D’après le baromètre de Se Loger, Marseille demeure la ville la moins chère de France en ce qui concerne l’immobilier ancien. En effet, les prix oscillent entre 1 561 € du m² dans le 15e arrondissement et 4 011 € du m²dans le 8e. Découvrez tous les indicateurs clés du marché immobilier de Marseille. 

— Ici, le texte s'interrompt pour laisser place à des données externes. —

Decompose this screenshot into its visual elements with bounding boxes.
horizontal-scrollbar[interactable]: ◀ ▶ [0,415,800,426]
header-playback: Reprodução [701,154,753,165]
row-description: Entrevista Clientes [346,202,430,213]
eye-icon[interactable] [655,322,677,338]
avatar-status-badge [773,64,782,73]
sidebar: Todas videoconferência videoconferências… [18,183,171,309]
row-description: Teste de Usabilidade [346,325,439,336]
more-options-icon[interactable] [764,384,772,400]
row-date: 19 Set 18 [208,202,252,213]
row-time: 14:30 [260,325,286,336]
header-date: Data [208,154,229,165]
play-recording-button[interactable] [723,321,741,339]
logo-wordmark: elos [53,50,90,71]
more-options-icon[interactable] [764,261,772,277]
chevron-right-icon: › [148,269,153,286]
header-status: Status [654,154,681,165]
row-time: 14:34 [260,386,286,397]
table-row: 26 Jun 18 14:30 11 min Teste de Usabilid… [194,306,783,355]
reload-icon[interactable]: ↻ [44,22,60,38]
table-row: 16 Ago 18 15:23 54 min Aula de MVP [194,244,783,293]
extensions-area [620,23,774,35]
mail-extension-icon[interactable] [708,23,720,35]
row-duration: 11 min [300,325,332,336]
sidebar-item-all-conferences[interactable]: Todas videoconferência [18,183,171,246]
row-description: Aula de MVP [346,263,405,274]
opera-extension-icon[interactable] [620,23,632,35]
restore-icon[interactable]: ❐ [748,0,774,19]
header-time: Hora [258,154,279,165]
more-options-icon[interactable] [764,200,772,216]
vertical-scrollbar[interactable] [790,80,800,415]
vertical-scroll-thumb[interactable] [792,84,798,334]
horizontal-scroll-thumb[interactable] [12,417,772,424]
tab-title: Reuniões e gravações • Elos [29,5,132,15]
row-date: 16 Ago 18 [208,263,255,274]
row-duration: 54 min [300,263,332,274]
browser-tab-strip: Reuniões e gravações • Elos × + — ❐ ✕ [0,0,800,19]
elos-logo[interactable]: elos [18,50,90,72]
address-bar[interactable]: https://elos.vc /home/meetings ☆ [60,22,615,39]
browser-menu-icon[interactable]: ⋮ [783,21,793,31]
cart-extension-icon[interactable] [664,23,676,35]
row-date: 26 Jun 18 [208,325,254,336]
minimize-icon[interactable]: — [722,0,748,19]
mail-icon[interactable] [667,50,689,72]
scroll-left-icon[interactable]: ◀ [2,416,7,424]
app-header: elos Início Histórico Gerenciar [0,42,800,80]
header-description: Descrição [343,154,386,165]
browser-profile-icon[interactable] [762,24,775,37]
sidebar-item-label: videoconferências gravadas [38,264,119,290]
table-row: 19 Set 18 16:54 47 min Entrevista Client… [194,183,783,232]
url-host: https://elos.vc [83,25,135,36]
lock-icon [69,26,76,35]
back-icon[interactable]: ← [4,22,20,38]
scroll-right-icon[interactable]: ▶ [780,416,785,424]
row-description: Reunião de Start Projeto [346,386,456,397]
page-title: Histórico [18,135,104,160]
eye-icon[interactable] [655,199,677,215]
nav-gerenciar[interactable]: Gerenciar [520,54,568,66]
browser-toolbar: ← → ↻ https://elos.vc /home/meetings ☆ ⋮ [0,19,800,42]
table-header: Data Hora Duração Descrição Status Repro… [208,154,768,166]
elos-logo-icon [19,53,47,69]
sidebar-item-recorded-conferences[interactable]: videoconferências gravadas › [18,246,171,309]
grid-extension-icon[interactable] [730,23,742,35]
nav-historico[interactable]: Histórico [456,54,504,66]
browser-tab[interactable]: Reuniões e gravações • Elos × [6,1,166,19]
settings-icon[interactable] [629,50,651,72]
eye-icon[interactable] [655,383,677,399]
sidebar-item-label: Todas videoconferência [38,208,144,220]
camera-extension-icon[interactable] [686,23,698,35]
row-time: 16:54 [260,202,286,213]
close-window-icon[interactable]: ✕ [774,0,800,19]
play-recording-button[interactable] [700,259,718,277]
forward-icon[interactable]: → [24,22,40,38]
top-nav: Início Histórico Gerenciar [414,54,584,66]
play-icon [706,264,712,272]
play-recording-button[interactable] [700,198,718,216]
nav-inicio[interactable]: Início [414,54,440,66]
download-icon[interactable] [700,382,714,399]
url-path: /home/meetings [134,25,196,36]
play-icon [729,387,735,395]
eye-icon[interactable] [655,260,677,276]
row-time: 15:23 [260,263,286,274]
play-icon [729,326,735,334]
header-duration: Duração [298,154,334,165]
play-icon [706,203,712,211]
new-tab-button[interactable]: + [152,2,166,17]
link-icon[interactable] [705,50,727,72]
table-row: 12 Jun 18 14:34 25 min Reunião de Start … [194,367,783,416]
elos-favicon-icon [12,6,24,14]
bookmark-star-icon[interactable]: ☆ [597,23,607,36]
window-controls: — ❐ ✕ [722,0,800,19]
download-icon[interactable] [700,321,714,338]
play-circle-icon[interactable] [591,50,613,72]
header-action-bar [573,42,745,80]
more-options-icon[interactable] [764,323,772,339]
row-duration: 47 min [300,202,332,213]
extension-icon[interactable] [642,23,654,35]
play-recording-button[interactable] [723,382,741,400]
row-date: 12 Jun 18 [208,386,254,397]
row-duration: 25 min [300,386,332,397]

Prix immobilier arrondissement marseille avril

Prix immobilier : Marseille, la moins chère des grandes villes !
Selon les chiffres recueillis par le baromètre LPI-SeLoger, en termes de prix de l’immobilier ancien, Marseille est la moins chère des grandes villes françaises. Jugez plutôt, alors que le prix immobilier à Marseille se limite, en moyenne, à 2 970 € du m², devenir propriétaire d’un appartement ancien vous coûtera plus cher ailleurs : 10 196 € à Paris, 4 661 € à Lyon, 3 170 € à Toulouse, 4 666 € à Bordeaux, 3 182 € à Lille, 3 410 € à Nantes, 3 455 € à Strasbourg et 3 491 € à Rennes. Bref, les chiffres parlent d’eux-mêmes : pour une ville de l’importance de Marseille, le prix de l’immobilier (qui se situe en deçà des 3 000 € du m² !) est particulièrement abordable. La ténuité du prix moyen de l’immobilier phocéen peut trouver son origine dans la profonde inégalité qui caractérise Marseille où coexistent zones pauvres et quartiers aisés, IFI et RSA, immeubles dégradés et villas luxueuses… car Marseille est une mosaïque de quartiers. « C’est une ville faite de villages » précise Robert Pomsar, responsable de l’agence 1IMH Orpi-Marseille. « Ce sont, par conséquent, plusieurs micro-marchés qui coexistent à Marseille ».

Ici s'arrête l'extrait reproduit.